El bautismo es el comienzo de la vida nueva en Cristo. La resurrección de Lázaro es una imagen dramática del bautizado, que al recibir el agua muere a su vida vieja y es sepultado con Cristo y que, a través del agua, nace de nuevo, empieza su vida nueva, una vida en Cristo.

Toda la cuaresma apunta hacia la Vigilia Pascual, la noche del Sábado Santo, la noche que desemboca en el domingo de Pascua, domingo de Resurrección. En esa celebración, que este año se hará sin la presencia de fieles, la comunidad renueva su bautismo. Entonces, allí donde esté, cada bautizado está llamado a renovar su compromiso con Cristo, a dejar atrás la vida vieja con sus pecados y su egoísmo individualista y a continuar y profundizar la vida nueva en comunidad, con una generosa entrega de amor a Dios y al prójimo.

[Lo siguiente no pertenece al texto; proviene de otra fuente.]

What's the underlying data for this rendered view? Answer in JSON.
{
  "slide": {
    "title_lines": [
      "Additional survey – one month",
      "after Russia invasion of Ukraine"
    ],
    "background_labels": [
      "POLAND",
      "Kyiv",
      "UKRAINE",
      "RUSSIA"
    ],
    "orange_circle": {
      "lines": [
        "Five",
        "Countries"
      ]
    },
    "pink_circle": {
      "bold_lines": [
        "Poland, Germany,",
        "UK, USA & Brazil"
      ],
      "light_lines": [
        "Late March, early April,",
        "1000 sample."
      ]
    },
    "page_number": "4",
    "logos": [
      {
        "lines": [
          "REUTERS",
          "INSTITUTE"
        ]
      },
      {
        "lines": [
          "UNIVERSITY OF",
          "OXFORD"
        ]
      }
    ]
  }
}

Mons. Romero recordaba en su homilía los primeros tiempos del cristianismo, cuando la cuaresma comenzaba con una procesión en la que iban tres grupos: los catecúmenos, que hacían su preparación final para el bautismo que recibirían en la noche de Pascua; los penitentes, que pedían el perdón por pecados muy graves y que esa noche iban a volver a participar plenamente en la comunidad; los fieles, que, dentro de la fragilidad humana, habían permanecido firmes y que iban a pedir el don de la perseverancia. Con ellos los sacerdotes y el obispo; todos en actitud de penitencia.

Sin esa ceremonia de otros tiempos, aquí, en la Diócesis de Melo, solemos hacer cada año, en el V domingo de Cuaresma, que sería este domingo, nuestra peregrinación penitencial al Cerro Largo. No la haremos esta vez, por las razones que todos conocemos. La cuarentena nos da a los creyentes la oportunidad de hacer una procesión interior, de volver a ese momento lejano de nuestro bautismo y de prepararnos para renovar y profundizar nuestro encuentro con Jesucristo, Verdad y Vida.
Pidamos que, como a Lázaro, el Señor nos devuelva a la vida y nos desate para caminar con Él.

Gracias, amigas y amigos por su atención. Que el Señor los bendiga. Cuídense mucho y hasta la próxima semana si Dios quiere.